While it is true that defendant’s exception to the lower court’s ruling on the video evidence preserves the issue of whether the evidence was properly excluded as irrelevant, it is not true that any legal theory that might have been supported by that evidence may be asserted on appeal. We have previously held that “ ‘the significance of the excluded evidence must be made to appear in the record and a specific offer of proof is required unless the significance of the evidence is obvious from the record.’ ” Tedder v. Hodges, 119 N.C. App. 169, 173, 457 S.E.2d 881, 883 (1995) (quoting State v. Simpson, 314 N.C. 359, 370, 334 S.E.2d 53, 60 (1985)). We have carefully reviewed the record and have found no attempt by defendant to advance the theory of equitable mortgage as a basis for relief. Neither the pleadings, nor the pretrial conference that presumably narrowed the issues for trial, nor the trial itself evince any attempt by the defendant to advance *481that theory. Therefore, the trial court correctly considered the evidence in light of the issues presented for trial and made its ruling accordingly. This Court will not intervene where the trial court has properly weighed both the probative and prejudicial value of evidence before it.

The standard of review regarding such evidentiary rulings is abuse of discretion. Meekins, 326 N.C. at 696, 392 S.E.2d at 352. Because we find that the trial court did not abuse its discretion in ruling on the relevance of the video evidence, we hold that no error was committed, and thus there was no resulting prejudice to the defendant.

III.

A motion for judgment notwithstanding the verdict (JNOV) “is essentially a directed verdict granted after the jury verdict.” In Re Will of Buck, 130 N.C. App. 408, 410, 503 S.E.2d 126, 129 (1998), aff’d, 350 N.C. 621, 516 S.E.2d 858 (1999).

In considering a motion for JNOV, the trial court is to consider all evidence in the light most favorable to the party opposing the motion; the nonmovant is to be given the benefit of every reasonable inference that legitimately may be drawn from the evidence; and contradictions must be resolved in the nonmovant’s favor.
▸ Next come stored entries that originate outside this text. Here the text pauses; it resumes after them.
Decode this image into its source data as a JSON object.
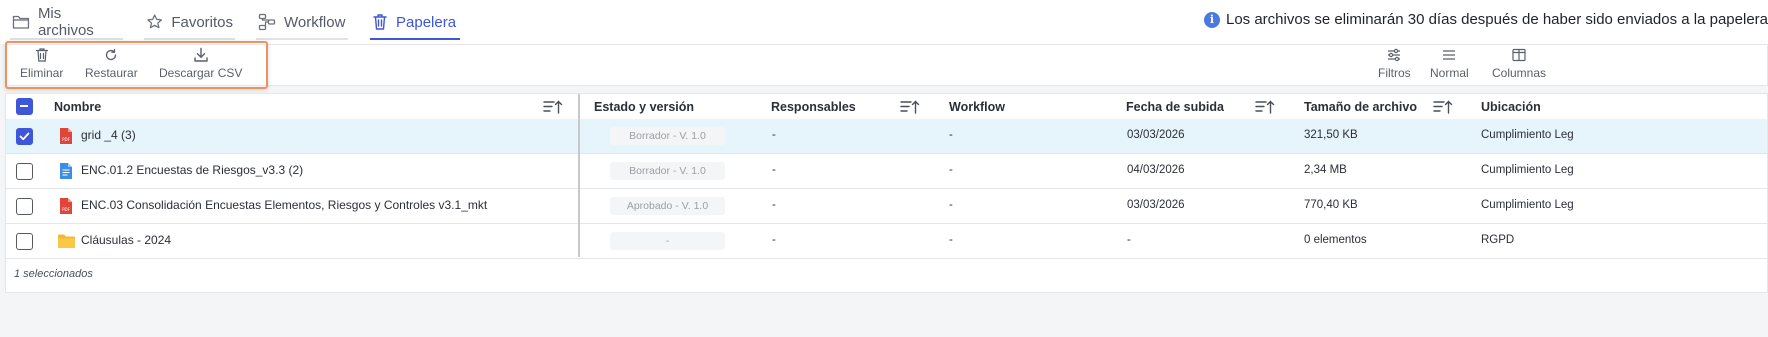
{
  "tabs": [
    {
      "label": "Mis archivos",
      "icon": "folder-icon",
      "active": false
    },
    {
      "label": "Favoritos",
      "icon": "star-icon",
      "active": false
    },
    {
      "label": "Workflow",
      "icon": "workflow-icon",
      "active": false
    },
    {
      "label": "Papelera",
      "icon": "trash-icon",
      "active": true
    }
  ],
  "notice": "Los archivos se eliminarán 30 días después de haber sido enviados a la papelera",
  "toolbar": {
    "delete_label": "Eliminar",
    "restore_label": "Restaurar",
    "download_label": "Descargar CSV",
    "filters_label": "Filtros",
    "view_label": "Normal",
    "columns_label": "Columnas"
  },
  "table": {
    "columns": [
      "Nombre",
      "Estado y versión",
      "Responsables",
      "Workflow",
      "Fecha de subida",
      "Tamaño de archivo",
      "Ubicación"
    ],
    "rows": [
      {
        "name": "grid _4 (3)",
        "type": "pdf",
        "status": "Borrador - V. 1.0",
        "responsables": "-",
        "workflow": "-",
        "date": "03/03/2026",
        "size": "321,50 KB",
        "location": "Cumplimiento Leg",
        "selected": true
      },
      {
        "name": "ENC.01.2 Encuestas de Riesgos_v3.3 (2)",
        "type": "doc",
        "status": "Borrador - V. 1.0",
        "responsables": "-",
        "workflow": "-",
        "date": "04/03/2026",
        "size": "2,34 MB",
        "location": "Cumplimiento Leg",
        "selected": false
      },
      {
        "name": "ENC.03 Consolidación Encuestas Elementos, Riesgos y Controles v3.1_mkt",
        "type": "pdf",
        "status": "Aprobado - V. 1.0",
        "responsables": "-",
        "workflow": "-",
        "date": "03/03/2026",
        "size": "770,40 KB",
        "location": "Cumplimiento Leg",
        "selected": false
      },
      {
        "name": "Cláusulas - 2024",
        "type": "folder",
        "status": "-",
        "responsables": "-",
        "workflow": "-",
        "date": "-",
        "size": "0 elementos",
        "location": "RGPD",
        "selected": false
      }
    ]
  },
  "footer": "1 seleccionados",
  "colors": {
    "accent": "#3d57d8",
    "highlight": "#f0915f",
    "selected_row": "#e6f4fb"
  }
}
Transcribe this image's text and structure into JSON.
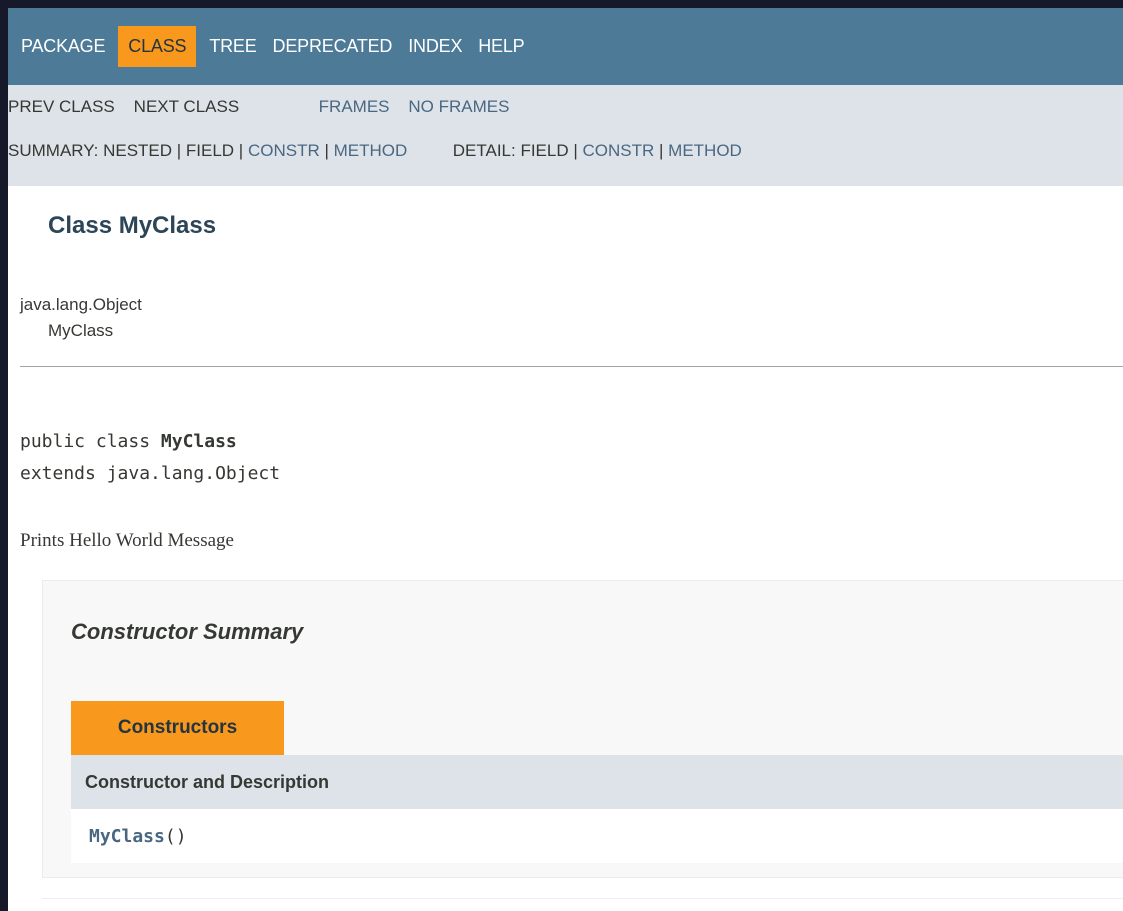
{
  "topnav": {
    "items": [
      "PACKAGE",
      "CLASS",
      "TREE",
      "DEPRECATED",
      "INDEX",
      "HELP"
    ],
    "active": "CLASS"
  },
  "subnav": {
    "prev_class": "PREV CLASS",
    "next_class": "NEXT CLASS",
    "frames": "FRAMES",
    "no_frames": "NO FRAMES",
    "summary_label": "SUMMARY: NESTED | FIELD | ",
    "summary_constr": "CONSTR",
    "sep1": " | ",
    "summary_method": "METHOD",
    "detail_label": "DETAIL: FIELD | ",
    "detail_constr": "CONSTR",
    "sep2": " | ",
    "detail_method": "METHOD"
  },
  "header": {
    "title": "Class MyClass"
  },
  "inheritance": {
    "parent": "java.lang.Object",
    "child": "MyClass"
  },
  "declaration": {
    "modifiers": "public class ",
    "name": "MyClass",
    "extends": "extends java.lang.Object"
  },
  "description": "Prints Hello World Message",
  "constructor_summary": {
    "heading": "Constructor Summary",
    "caption": "Constructors",
    "column_header": "Constructor and Description",
    "rows": [
      {
        "name": "MyClass",
        "params": "()"
      }
    ]
  },
  "colors": {
    "nav_bg": "#4d7a97",
    "accent_orange": "#f8981d",
    "subnav_bg": "#dee3e9",
    "link": "#4a6782",
    "title": "#2c4557"
  }
}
Smith v. Price, 315 N.C. 523, 527, 340 S.E.2d 408, 411 (1986); In Re Andrews, 299 N.C. 52, 261 S.E.2d 198 (1980). On appeal the standard of review for a JNOV is the same as that for a directed verdict, that is whether the evidence was sufficient to go to the jury. Alston v. Herrick, 76 N.C. App. 246, 249, 332 S.E.2d 720, 722, aff’d, 315 N.C. 386, 337 S.E.2d 851 (1986). The hurdle is high for the moving party as the motion should be denied if there is more than a scintilla of evidence to support the plaintiffs prima facie case. Edwards v. West, 128 N.C. App. 570, 573, 495 S.E.2d 920, 923, cert. denied, 348 N.C. 282, 501 S.E.2d 918 (1998).

In the case sub judice, the record clearly indicates that the trial court correctly considered the evidence, giving the plaintiff the benefit of all reasonable inferences, and found that there was sufficient evidence to support the jury verdict. Although witnesses presented conflicting testimony, we emphasize that the jury is “entitled to draw its own conclusions about the credibility of the witnesses and the *482weight to accord the evidence.” Price, 315 N.C. at 530, 340 S.E.2d at 413.

Defendant would have us reconsider the evidence as if the case had been tried on a theory of equitable mortgage. We decline to do so. While equitable mortgage might have been an appropriate theory on which to proceed in this case, the record clearly indicates that at no time preceding or during the trial did the defendant attempt to raise this issue or advance that theory. Therefore, we will not consider it for the first time on appeal. Russell v. Buchanan, 129 N.C. App. 519, 521, 500 S.E.2d 728, 730, disc. review denied, 348 N.C. 501, 510 S.E.2d 655 (1998).

The judgment of the trial court is

Affirmed.

Judges GREENE and TIMMONS-GOODSON concur.